Correct diagnosis should be put before the emergence of the disease. The doctor is obliged to respond to any abnormalities associated with weight control: an obsessive desire to lose weight, exhausting workouts, painful perception of the body. It is not necessary to wait for the more serious symptoms of drastic weight loss, cessation of menstruation, exhaustion, severe and chronic fatigue, stop or slow sexual development, increased risk of osteoporosis (Hall and Cohn 90).

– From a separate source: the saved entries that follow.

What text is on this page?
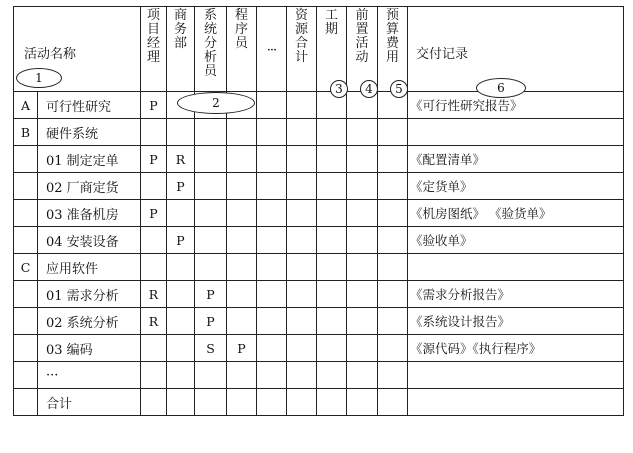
活动名称		项目经理	商务部	系统分析员	程序员	···	资源合计	工期	前置活动	预算费用	交付记录

A	可行性研究	P									《可行性研究报告》
B	硬件系统										
	01 制定定单	P	R								《配置清单》
	02 厂商定货		P								《定货单》
	03 准备机房	P									《机房图纸》 《验货单》
	04 安装设备		P								《验收单》
C	应用软件										
	01 需求分析	R		P							《需求分析报告》
	02 系统分析	R		P							《系统设计报告》
	03 编码			S	P						《源代码》《执行程序》
	···										
	合计										
1
2
3	4	5	6
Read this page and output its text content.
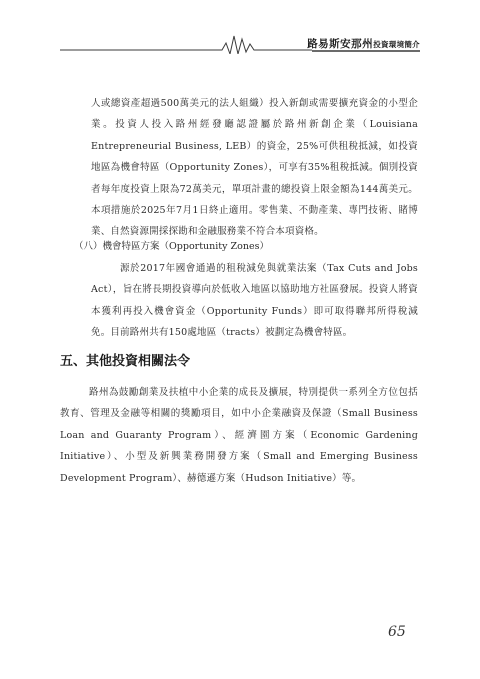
路易斯安那州投資環境簡介

人或總資產超過500萬美元的法人組織）投入新創或需要擴充資金的小型企業。投資人投入路州經發廳認證屬於路州新創企業（Louisiana Entrepreneurial Business, LEB）的資金，25%可供租稅抵減，如投資地區為機會特區（Opportunity Zones），可享有35%租稅抵減。個別投資者每年度投資上限為72萬美元，單項計畫的總投資上限金額為144萬美元。本項措施於2025年7月1日終止適用。零售業、不動產業、專門技術、賭博業、自然資源開採探勘和金融服務業不符合本項資格。

（八）機會特區方案（Opportunity Zones）

源於2017年國會通過的租稅減免與就業法案（Tax Cuts and Jobs Act），旨在將長期投資導向於低收入地區以協助地方社區發展。投資人將資本獲利再投入機會資金（Opportunity Funds）即可取得聯邦所得稅減免。目前路州共有150處地區（tracts）被劃定為機會特區。

五、其他投資相關法令

路州為鼓勵創業及扶植中小企業的成長及擴展，特別提供一系列全方位包括教育、管理及金融等相關的獎勵項目，如中小企業融資及保證（Small Business Loan and Guaranty Program）、經濟園方案（Economic Gardening Initiative）、小型及新興業務開發方案（Small and Emerging Business Development Program）、赫德遜方案（Hudson Initiative）等。

65
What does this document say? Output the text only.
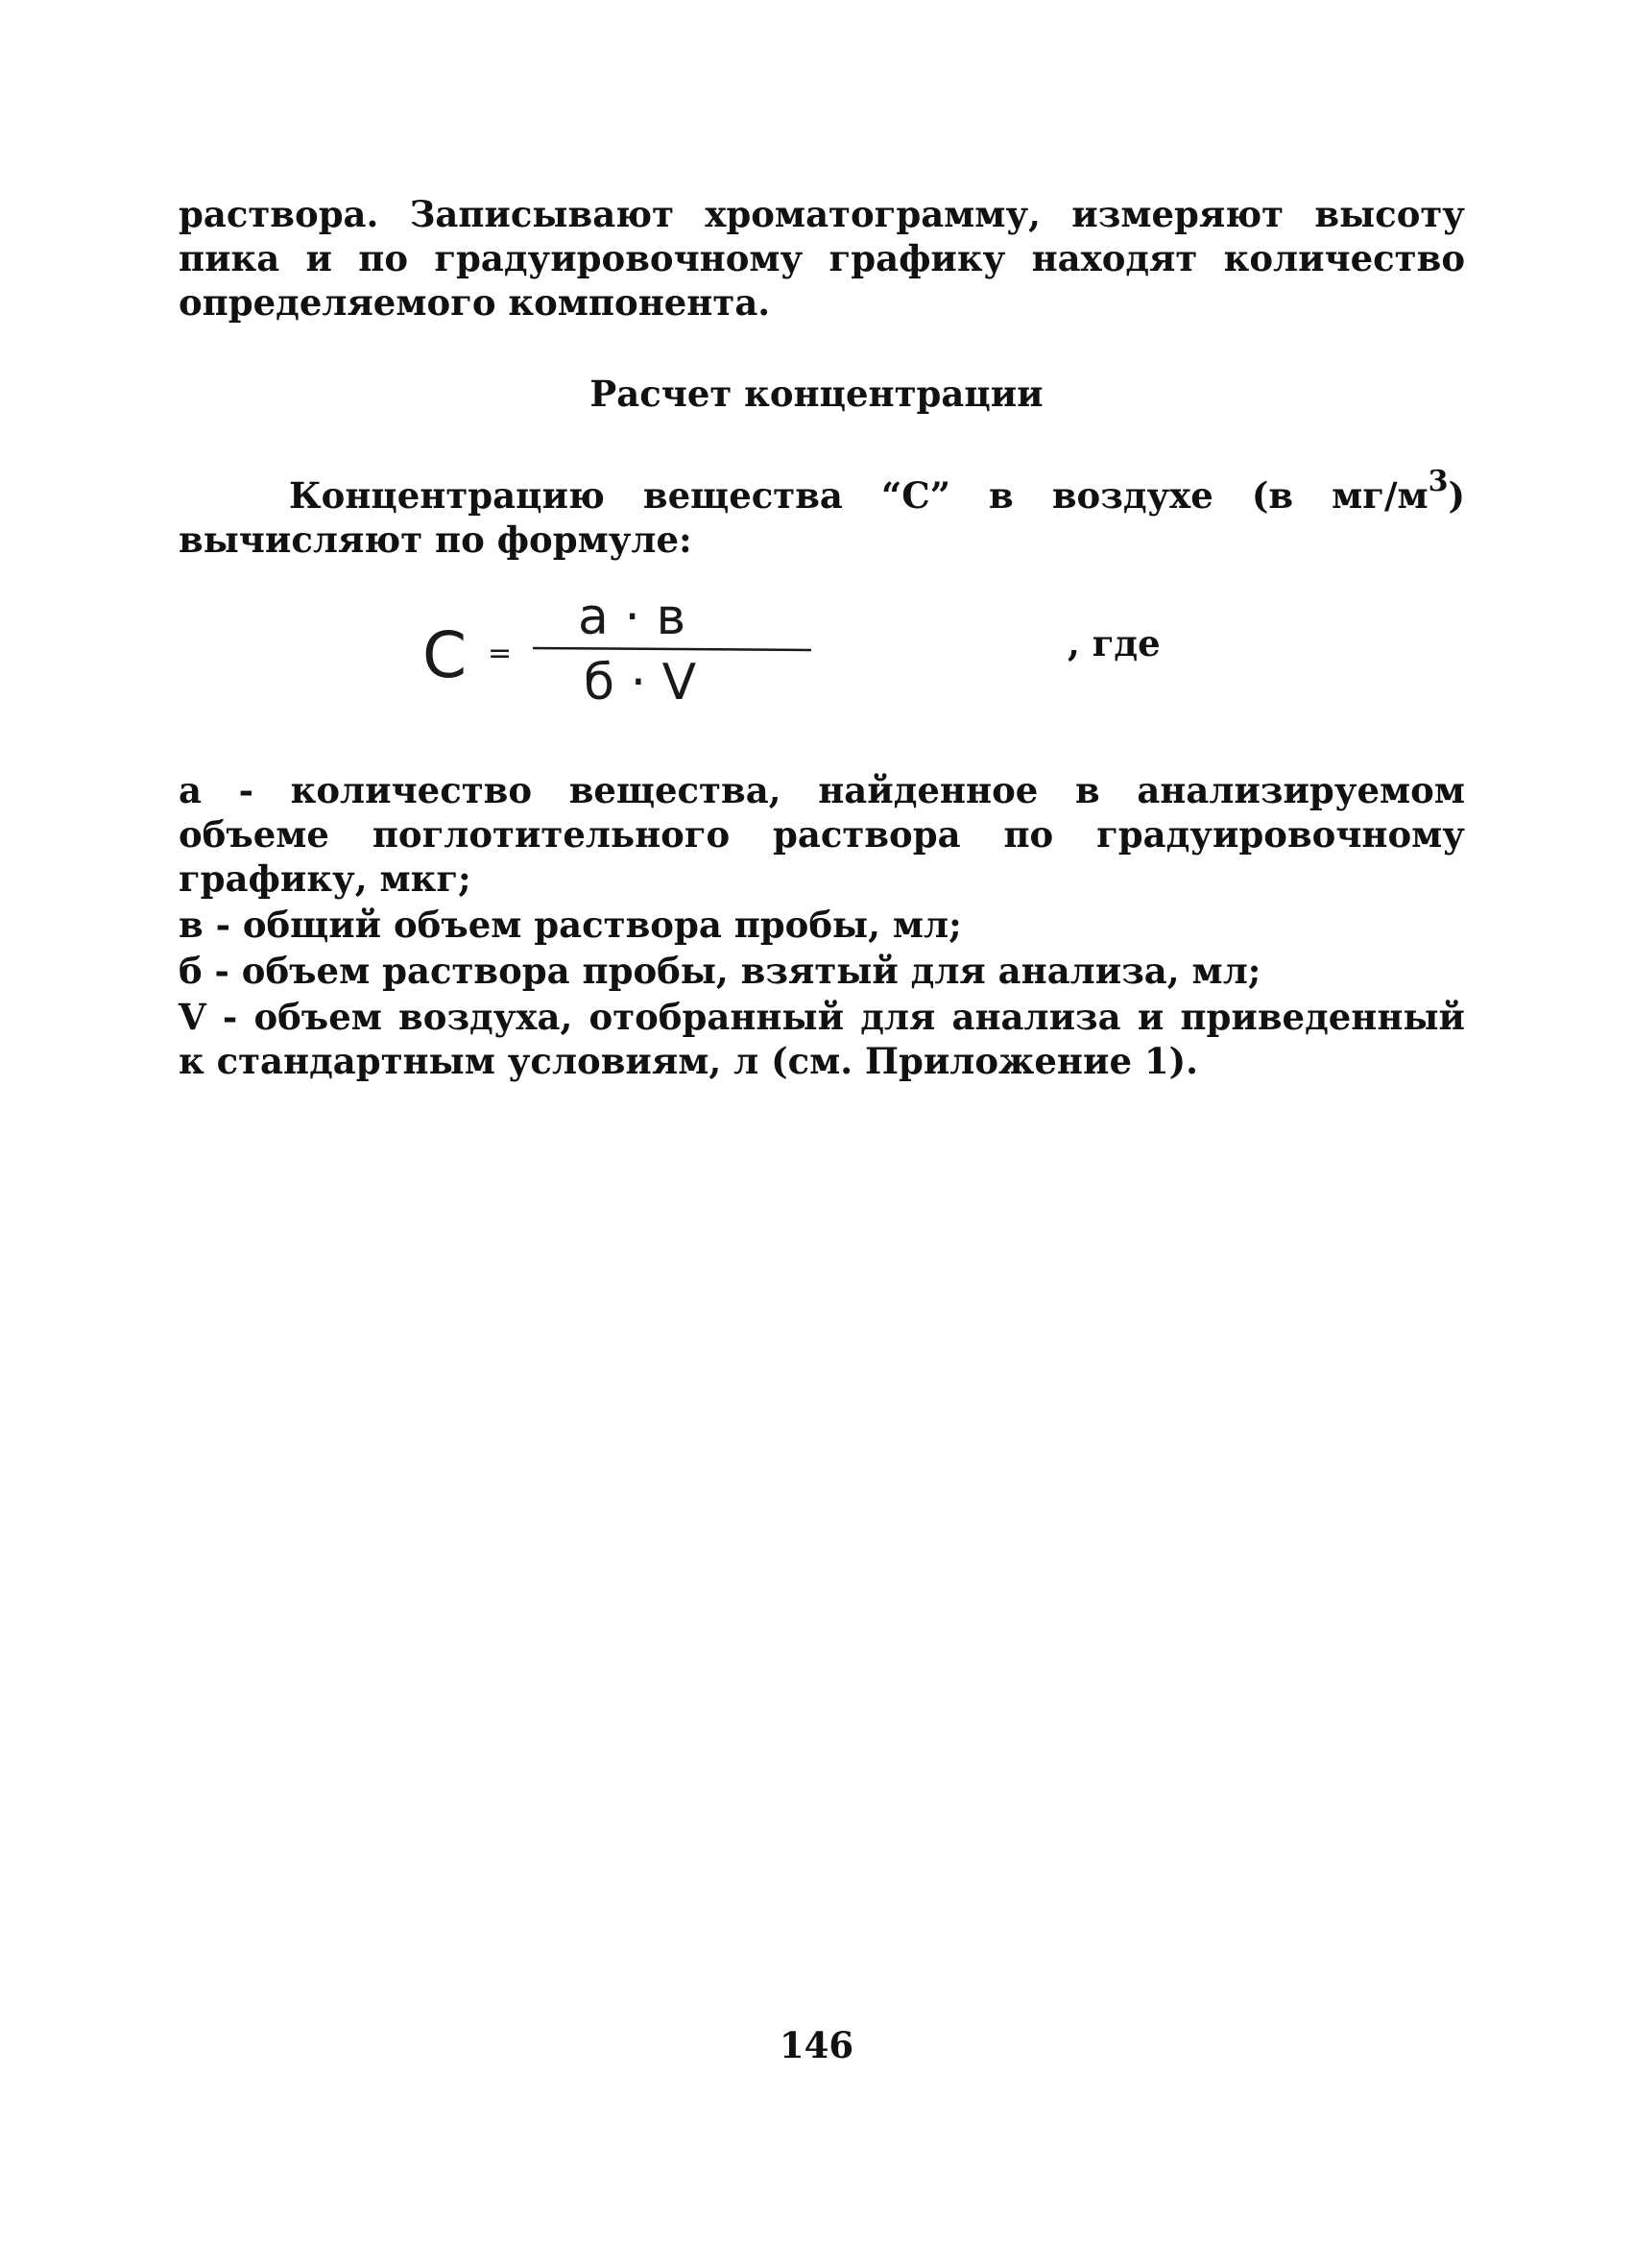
раствора. Записывают хроматограмму, измеряют высоту пика и по градуировочному графику находят количество определяемого компонента.

Расчет концентрации

Концентрацию вещества “С” в воздухе (в $мг/м^3$) вычисляют по формуле:

C =
a · в
б · V
, где

а - количество вещества, найденное в анализируемом объеме поглотительного раствора по градуировочному графику, мкг;

в - общий объем раствора пробы, мл;

б - объем раствора пробы, взятый для анализа, мл;

V - объем воздуха, отобранный для анализа и приведенный к стандартным условиям, л (см. Приложение 1).

146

Aside from the obvious symptoms, there are also such symptoms that are nearly impossible to diagnose before the appearance of the following features: lack of vitamins, minerals, protein and calorie, balance of which determines the development of a young body. An objective examination is rarely possible to detect any obvious abnormalities. Patients with bulimia nervosa tend to have no violations of nutritional status, they have a healthy appearance, and other people who are familiar with the patients, even members of their families may sometimes not know anything about their condition. An objective examination of patients with recurrent vomiting reveals a similar offense, as in patients with anorexia nervosa (Bauer, Anderson and Hyatt 93).


Main features of bulimia nervosa are desire to be thin, fear of gaining weight, a biased attitude to food, cognitive disorders, psychological problems and health problems, including a lack of menstrual cycles. Progress of this disease began in the XX century. A large role in this was played by the media, which promoted thin woman as an ideal of beauty. Women, especially young ones, did and do sacrifice in order to adhere to these imaginary standards, which are undermining their health. There are certain professions where food taboos and diet are part of a profession that is inevitably a threat to the psyche.

There is a set of materials about bulimia in the media. One of the reasons for the growth of the public interest is the tragic outcome that may have these diseases. In 1982, the nation was shocked by the death Karen Carpenter, a popular singer and host of a TV show. The prevalence of these problems among adolescent girls and young women also cause serious concerns. The number of people exposed to growing bulimia rates: thinness becomes obsessive national idea. People tend to lose as much pounds as possible and reach a dangerous brink as a result. Knowledge of the dangers of this disease should be spread everywhere everyone knew about the dangers this disease carries.

Annotated Bibliography

Bauer, Barbara G., Anderson, Wayne P. and Robert W. Hyatt. Bulimia. New York: Routledge, 2013. Print.

This book is the authors’ investigation of case records. The authors are trying to take of another look on casual factors and methods of bulimia treatment. The book covers all stages of the disease, its technical aspects, possible causes, and the disastrous consequences. The authors focus attention on the importance of group and family therapy and significance of a high self-esteem.

Hall, Lindsey and Leigh Cohn. Bulimia: A Guide to Recovery. New York: Grze Books, 2010. Print.

Lindsey Hall and Leigh Cohn provide a detailed tutorial on how to struggle with bulimia. In particular, the authors analyze the diagnostic of the disease, the things to do instead of bingeing, self-esteem tools for recovery; they remind about the importance of group therapy and professional treatment.
Stavrou, Maria. Bulimics on Bulimia. London: Jessica Kingsley Publishers, 2008. Print.

In this book, Maria Stavrou provides different stories about bulimia, thereby trying to find the root causes of the disease. Also, Maria examines the history and origin of the disease, its diagnostics and possible causes.